La toma de posesión de la segunda presidencia de Barack Obama, enmarcada dentro del más puro populismo, eso sí, populismo a la norteamericana, tuvo de todo; fiestas con baile, paradas militares, desfiles de bandas colegiales, música con estrellas del pop actual, famosos de Hollywood, así como una gran presencia de pueblo en la calle, con mucha representación hispana, dando gritos entusiastas a favor de su Presidente. Las formalidades dentro del espectáculo, que también las hubo, vinieron con el acto de juramentación del Presidente y del Vicepresidente, (al parecer allá en EEUU, no hubo "continuidad administrativa" alguna), y sobre todo, con el discurso que el presidente reelecto pronunció en las escalinatas del Capitolio, al aire libre, como si de un ágora de la antigua Atenas se tratara, frente a un conglomerado humano, que mezclaba gente común con magistrados de la Corte Suprema de Justicia, artistas, políticos y minorías étnicas que con sus votos ayudaron significativamente al triunfo de Obama. Un discurso que quedará para la historia y marcará época.

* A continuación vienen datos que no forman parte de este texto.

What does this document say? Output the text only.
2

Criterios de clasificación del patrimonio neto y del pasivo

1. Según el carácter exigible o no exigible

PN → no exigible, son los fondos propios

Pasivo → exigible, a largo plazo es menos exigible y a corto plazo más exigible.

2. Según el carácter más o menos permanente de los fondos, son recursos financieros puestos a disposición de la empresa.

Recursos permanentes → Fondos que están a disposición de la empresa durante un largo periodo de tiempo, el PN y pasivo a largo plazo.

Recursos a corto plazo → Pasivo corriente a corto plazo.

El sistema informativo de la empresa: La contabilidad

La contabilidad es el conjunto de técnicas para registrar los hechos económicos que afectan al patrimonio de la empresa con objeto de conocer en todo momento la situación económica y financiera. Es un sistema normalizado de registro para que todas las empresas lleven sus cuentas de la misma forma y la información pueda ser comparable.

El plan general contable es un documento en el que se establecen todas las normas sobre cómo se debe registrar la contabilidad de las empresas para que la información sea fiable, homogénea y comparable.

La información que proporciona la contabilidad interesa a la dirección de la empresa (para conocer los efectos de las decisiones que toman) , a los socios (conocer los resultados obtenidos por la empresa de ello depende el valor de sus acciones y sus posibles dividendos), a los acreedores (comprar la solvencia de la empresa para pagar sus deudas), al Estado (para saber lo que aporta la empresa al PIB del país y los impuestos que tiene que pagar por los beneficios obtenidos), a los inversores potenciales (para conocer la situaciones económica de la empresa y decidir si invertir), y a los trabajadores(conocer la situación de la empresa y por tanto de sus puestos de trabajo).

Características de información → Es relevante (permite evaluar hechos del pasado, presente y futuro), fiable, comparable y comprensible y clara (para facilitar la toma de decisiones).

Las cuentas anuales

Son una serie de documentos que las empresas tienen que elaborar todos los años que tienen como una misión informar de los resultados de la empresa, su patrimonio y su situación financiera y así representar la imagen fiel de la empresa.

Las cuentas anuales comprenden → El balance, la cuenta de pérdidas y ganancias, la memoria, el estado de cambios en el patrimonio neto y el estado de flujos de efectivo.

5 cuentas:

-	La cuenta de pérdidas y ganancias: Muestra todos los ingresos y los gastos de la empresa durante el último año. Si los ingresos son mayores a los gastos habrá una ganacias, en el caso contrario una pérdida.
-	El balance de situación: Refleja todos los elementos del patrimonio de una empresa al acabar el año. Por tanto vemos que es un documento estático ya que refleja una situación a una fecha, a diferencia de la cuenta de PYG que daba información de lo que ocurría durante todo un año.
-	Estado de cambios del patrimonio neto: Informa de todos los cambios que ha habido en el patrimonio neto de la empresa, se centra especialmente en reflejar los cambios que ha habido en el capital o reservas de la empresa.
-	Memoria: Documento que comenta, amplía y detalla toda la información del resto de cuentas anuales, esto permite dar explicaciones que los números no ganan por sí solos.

La pieza oratoria, de unos veinte minutos de duración, bien estructurada, muestra un Obama más suelto y seguro en sus propósitos reformistas, que alude al credo y los ideales que cimentaron la nación norteamericana, como recordatorio de que ese espíritu de libertad y de búsqueda de la felicidad, que animó a sus fundadores, está aún presente. En las propias palabras de Obama: "Cada vez que nos reunimos para la toma de posesión de un presidente, somos testigos de la solidez perdurable de nuestra Constitución. Afirmamos la promesa de nuestra democracia. Recordamos que lo que une a esta nación no son los colores de nuestra tez ni los principios de nuestra fe ni los orígenes de nuestros apellidos. Lo que nos hace ser excepcionales, lo que nos hace americanos, es nuestra lealtad a una idea, articulada en una declaración que fue hecha hace más de dos siglos:
"Sostenemos que estas verdades son evidentes por sí mismas; que todos los hombres son creados iguales; que son dotados por su Creador de ciertos derechos inalienables, que entre ellos están la vida, la libertad, y la búsqueda de la felicidad".

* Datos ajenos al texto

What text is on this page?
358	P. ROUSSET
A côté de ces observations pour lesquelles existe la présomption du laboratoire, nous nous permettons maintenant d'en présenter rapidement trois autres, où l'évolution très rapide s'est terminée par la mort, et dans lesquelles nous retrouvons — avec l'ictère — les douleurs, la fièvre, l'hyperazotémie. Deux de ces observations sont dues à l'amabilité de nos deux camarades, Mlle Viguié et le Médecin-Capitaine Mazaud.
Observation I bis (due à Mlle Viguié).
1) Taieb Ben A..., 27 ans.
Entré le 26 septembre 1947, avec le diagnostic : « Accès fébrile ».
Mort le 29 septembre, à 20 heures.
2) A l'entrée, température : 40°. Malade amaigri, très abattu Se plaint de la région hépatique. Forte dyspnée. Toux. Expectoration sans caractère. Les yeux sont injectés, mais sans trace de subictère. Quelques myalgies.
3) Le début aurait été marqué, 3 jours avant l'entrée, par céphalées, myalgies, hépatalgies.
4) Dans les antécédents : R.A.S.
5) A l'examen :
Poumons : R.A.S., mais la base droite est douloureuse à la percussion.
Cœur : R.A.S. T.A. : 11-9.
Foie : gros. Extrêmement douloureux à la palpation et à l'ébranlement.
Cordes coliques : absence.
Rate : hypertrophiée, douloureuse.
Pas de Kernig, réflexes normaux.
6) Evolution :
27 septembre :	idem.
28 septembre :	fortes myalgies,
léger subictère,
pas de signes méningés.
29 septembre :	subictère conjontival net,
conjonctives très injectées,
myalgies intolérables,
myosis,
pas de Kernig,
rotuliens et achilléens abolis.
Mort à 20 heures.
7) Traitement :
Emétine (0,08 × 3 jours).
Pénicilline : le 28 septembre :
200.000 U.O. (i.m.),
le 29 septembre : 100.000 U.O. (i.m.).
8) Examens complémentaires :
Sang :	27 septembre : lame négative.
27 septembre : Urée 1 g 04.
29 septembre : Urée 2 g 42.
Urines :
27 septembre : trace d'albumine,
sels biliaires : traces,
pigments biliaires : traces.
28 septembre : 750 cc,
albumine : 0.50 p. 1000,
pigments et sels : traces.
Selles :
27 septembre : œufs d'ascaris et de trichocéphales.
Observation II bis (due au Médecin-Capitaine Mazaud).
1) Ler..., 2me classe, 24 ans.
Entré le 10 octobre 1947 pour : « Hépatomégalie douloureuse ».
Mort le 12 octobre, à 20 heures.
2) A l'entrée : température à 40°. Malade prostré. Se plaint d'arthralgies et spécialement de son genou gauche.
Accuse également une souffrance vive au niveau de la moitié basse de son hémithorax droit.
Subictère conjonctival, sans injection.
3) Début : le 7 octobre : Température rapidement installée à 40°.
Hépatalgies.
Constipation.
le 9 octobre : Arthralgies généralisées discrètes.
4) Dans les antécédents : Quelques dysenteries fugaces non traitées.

Después de estos antecedentes, disparar la flecha al blanco preciso es casi previsible. La forma en que Obama lo hace, nos recuerda de alguna manera, aquel discurso de Caldera, también en el Congreso, dirigido al "chiripero", veamos: "Pues nosotros, el pueblo de Estados Unidos, entendemos que nuestro país no puede tener éxito cuando cada vez menos gente tiene mucho éxito y cada vez más gente apenas puede cubrir sus gastos. Creemos que la prosperidad de Estados Unidos tiene que ser una responsabilidad que esté sobre los amplios hombros de una clase media creciente. Sabemos que Estados Unidos prospera cuando todas las personas pueden disfrutar de independencia y orgullo en el trabajo que hacen; cuando los salarios de un trabajo honesto liberan a las familias de estar al borde de la penuria. Somos fieles a nuestra creencia cuando una niñita que nazca en la más penosa de las pobrezas sepa que ella tiene la misma oportunidad de tener éxito que cualquier otra persona, porque ella es americana, ella es libre, y ella es igual, no solo ante los ojos de Dios, sino ante nuestros propios ojos".

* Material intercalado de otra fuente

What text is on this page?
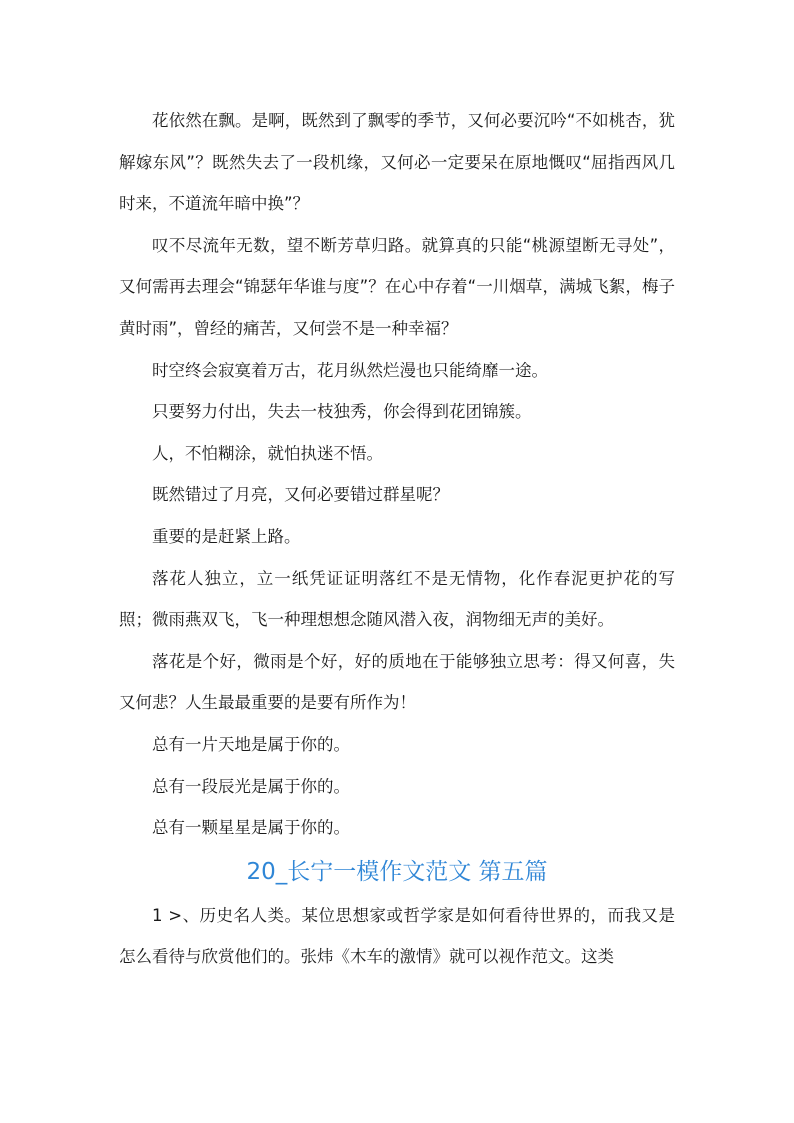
花依然在飘。是啊，既然到了飘零的季节，又何必要沉吟“不如桃杏，犹解嫁东风”？既然失去了一段机缘，又何必一定要呆在原地慨叹“屈指西风几时来，不道流年暗中换”？

叹不尽流年无数，望不断芳草归路。就算真的只能“桃源望断无寻处”，又何需再去理会“锦瑟年华谁与度”？在心中存着“一川烟草，满城飞絮，梅子黄时雨”，曾经的痛苦，又何尝不是一种幸福？

时空终会寂寞着万古，花月纵然烂漫也只能绮靡一途。

只要努力付出，失去一枝独秀，你会得到花团锦簇。

人，不怕糊涂，就怕执迷不悟。

既然错过了月亮，又何必要错过群星呢？

重要的是赶紧上路。

落花人独立，立一纸凭证证明落红不是无情物，化作春泥更护花的写照；微雨燕双飞，飞一种理想想念随风潜入夜，润物细无声的美好。

落花是个好，微雨是个好，好的质地在于能够独立思考：得又何喜，失又何悲？人生最最重要的是要有所作为！

总有一片天地是属于你的。

总有一段辰光是属于你的。

总有一颗星星是属于你的。

20_长宁一模作文范文 第五篇

1 >、历史名人类。某位思想家或哲学家是如何看待世界的，而我又是怎么看待与欣赏他们的。张炜《木车的激情》就可以视作范文。这类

Las promesas de reformas económico-sociales parecen pues naturales y más que justificadas, no obstante los sectores ultraconservadores que aún persisten en el Partido Republicano y también, en menor medida, en el Demócrata. Reformas legislativas de contenido social que darán nuevos derechos a la comunidad homosexual en momentos en que la Corte Suprema de Justicia celebrará, dentro de unos meses, un debate histórico sobre el matrimonio gay; políticas migratorias que favorecerán a más de diez millones de inmigrantes ilegales; reformas impositivas que pecharán las grandes fortunas norteamericanas; reformas en la seguridad social que pondrán más cerca, a millones de ciudadanos, la atención médica que hasta ahora, dado su alto costo, les estaba negada; restricciones a la venta y libre porte de armas; reducciones en el presupuesto de gastos militares y del gasto público en general. En definitiva, un nuevo modelo de Estado, pero sin renunciar al sueño americano.
Un Obama, este de ahora, menos vacilante que el anterior, más arriesgado, que sabe muy bien al comenzar su segundo y último período de gobierno, que no tiene nada que perder, pero sí mucho que ganar.